We should be able to pound this due diligence through with a little effort, let’s see how it goes. Maybe I am missing something? It’ll take a couple postings I expect, but it will be interesting.

Maxeler does Dataflow

Many companies are trying novel chip technologies to accelerate specialized kinds of computing jobs. But there’s signs that something a bit more radical, backed by technology vendors such as Maxeler Technologies, is also winning converts.

The London-based company was formed to commercialize a technology known by the phrase dataflow, a concept discussed since the 1970s that represents a sharp break from the fundamental design used in most computers and microprocessor chips inside them.

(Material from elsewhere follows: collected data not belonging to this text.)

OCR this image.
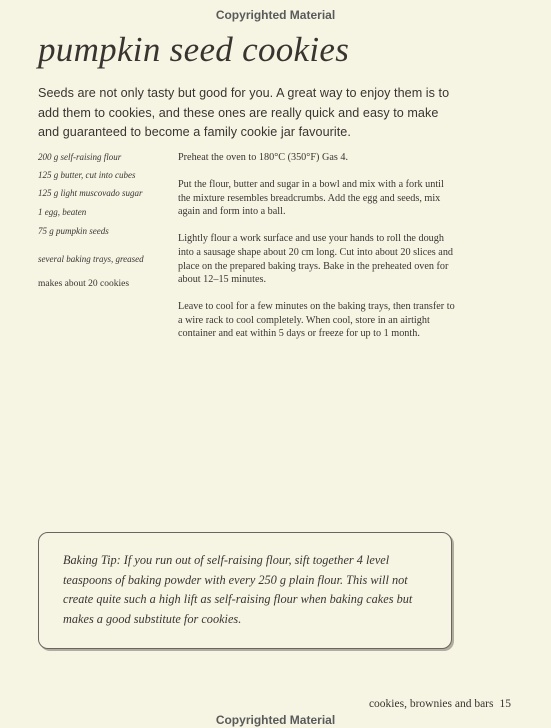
Copyrighted Material
pumpkin seed cookies
Seeds are not only tasty but good for you. A great way to enjoy them is to add them to cookies, and these ones are really quick and easy to make and guaranteed to become a family cookie jar favourite.
200 g self-raising flour
125 g butter, cut into cubes
125 g light muscovado sugar
1 egg, beaten
75 g pumpkin seeds
several baking trays, greased
makes about 20 cookies

Preheat the oven to 180°C (350°F) Gas 4.

Put the flour, butter and sugar in a bowl and mix with a fork until the mixture resembles breadcrumbs. Add the egg and seeds, mix again and form into a ball.

Lightly flour a work surface and use your hands to roll the dough into a sausage shape about 20 cm long. Cut into about 20 slices and place on the prepared baking trays. Bake in the preheated oven for about 12–15 minutes.

Leave to cool for a few minutes on the baking trays, then transfer to a wire rack to cool completely. When cool, store in an airtight container and eat within 5 days or freeze for up to 1 month.

Baking Tip: If you run out of self-raising flour, sift together 4 level teaspoons of baking powder with every 250 g plain flour. This will not create quite such a high lift as self-raising flour when baking cakes but makes a good substitute for cookies.
cookies, brownies and bars 15
Copyrighted Material
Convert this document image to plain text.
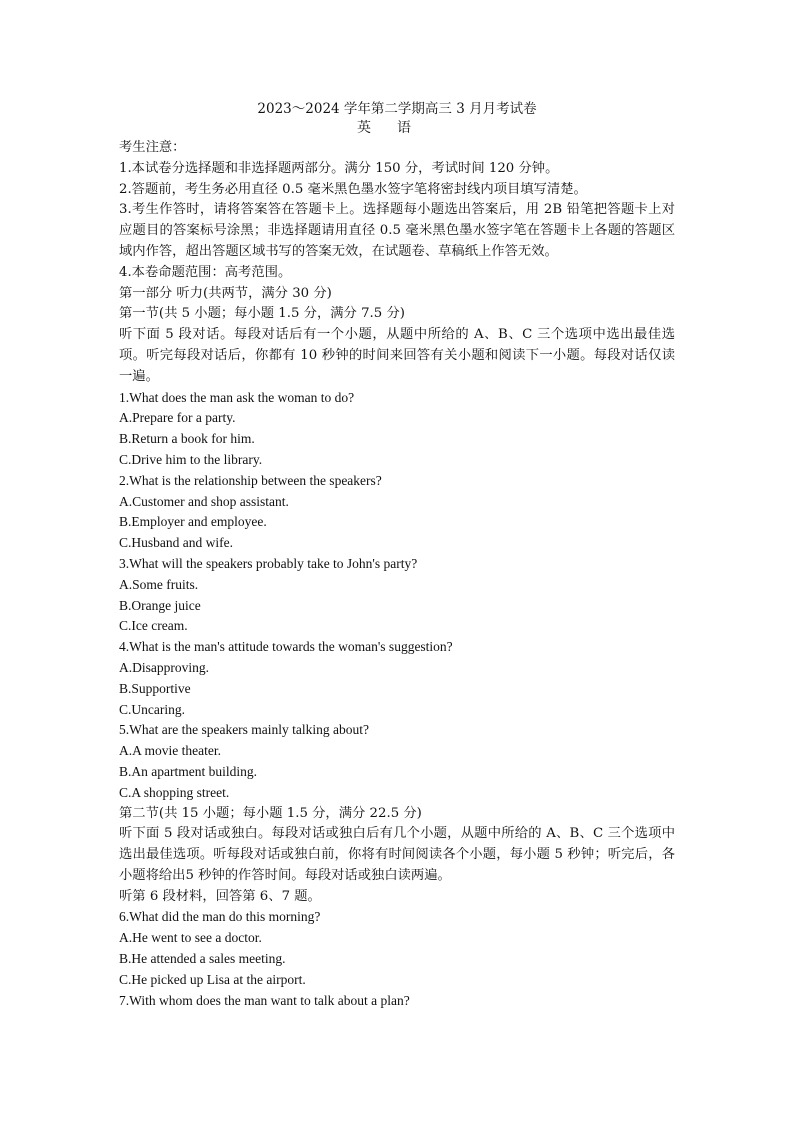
2023～2024 学年第二学期高三 3 月月考试卷
英语
考生注意：
1.本试卷分选择题和非选择题两部分。满分 150 分，考试时间 120 分钟。
2.答题前，考生务必用直径 0.5 毫米黑色墨水签字笔将密封线内项目填写清楚。
3.考生作答时，请将答案答在答题卡上。选择题每小题选出答案后，用 2B 铅笔把答题卡上对应题目的答案标号涂黑；非选择题请用直径 0.5 毫米黑色墨水签字笔在答题卡上各题的答题区域内作答，超出答题区域书写的答案无效，在试题卷、草稿纸上作答无效。
4.本卷命题范围：高考范围。
第一部分 听力(共两节，满分 30 分)
第一节(共 5 小题；每小题 1.5 分，满分 7.5 分)
听下面 5 段对话。每段对话后有一个小题，从题中所给的 A、B、C 三个选项中选出最佳选项。听完每段对话后，你都有 10 秒钟的时间来回答有关小题和阅读下一小题。每段对话仅读一遍。
1.What does the man ask the woman to do?
A.Prepare for a party.
B.Return a book for him.
C.Drive him to the library.
2.What is the relationship between the speakers?
A.Customer and shop assistant.
B.Employer and employee.
C.Husband and wife.
3.What will the speakers probably take to John's party?
A.Some fruits.
B.Orange juice
C.Ice cream.
4.What is the man's attitude towards the woman's suggestion?
A.Disapproving.
B.Supportive
C.Uncaring.
5.What are the speakers mainly talking about?
A.A movie theater.
B.An apartment building.
C.A shopping street.
第二节(共 15 小题；每小题 1.5 分，满分 22.5 分)
听下面 5 段对话或独白。每段对话或独白后有几个小题，从题中所给的 A、B、C 三个选项中选出最佳选项。听每段对话或独白前，你将有时间阅读各个小题，每小题 5 秒钟；听完后，各小题将给出5 秒钟的作答时间。每段对话或独白读两遍。
听第 6 段材料，回答第 6、7 题。
6.What did the man do this morning?
A.He went to see a doctor.
B.He attended a sales meeting.
C.He picked up Lisa at the airport.
7.With whom does the man want to talk about a plan?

Clark at Wall Street Journal, here. Odd lead in – bringing 1970s concepts to you today – does it run APL? Alright I’m gonna bite, lets see what the FPGA technology bet is with Maxeler. Wonder what the dataflow folks Arvind , Culler, and  Iannucci are doing these days? Oh, Arvind’s doing Mobile phone ecosystems for Nokia;  Culler’s doing Electricity generation in Berkeley; Iannucci’s doing some digital radio stuff at RAI.  Arvind’s 2005 ISCA talk slides from his home page seems like a good place to start. Lets figure out why dataflow is going to be a good technology bet in 2012 for pricing several 100K default swaps off a bunch of cooked credit curves.

Algorithm Acceleration versus Moore’s Law

Two blog posts contrasting the macro performance improvements in numerical optimization see Noam Nisan and John Cook, It probably makes sense to bookmark Nisan’s blog  Turing’s Invisible Hand long term even though it is now a composite posting location for others than Nisan – see  how it goes. I like Cook’s R in action post, here, as well.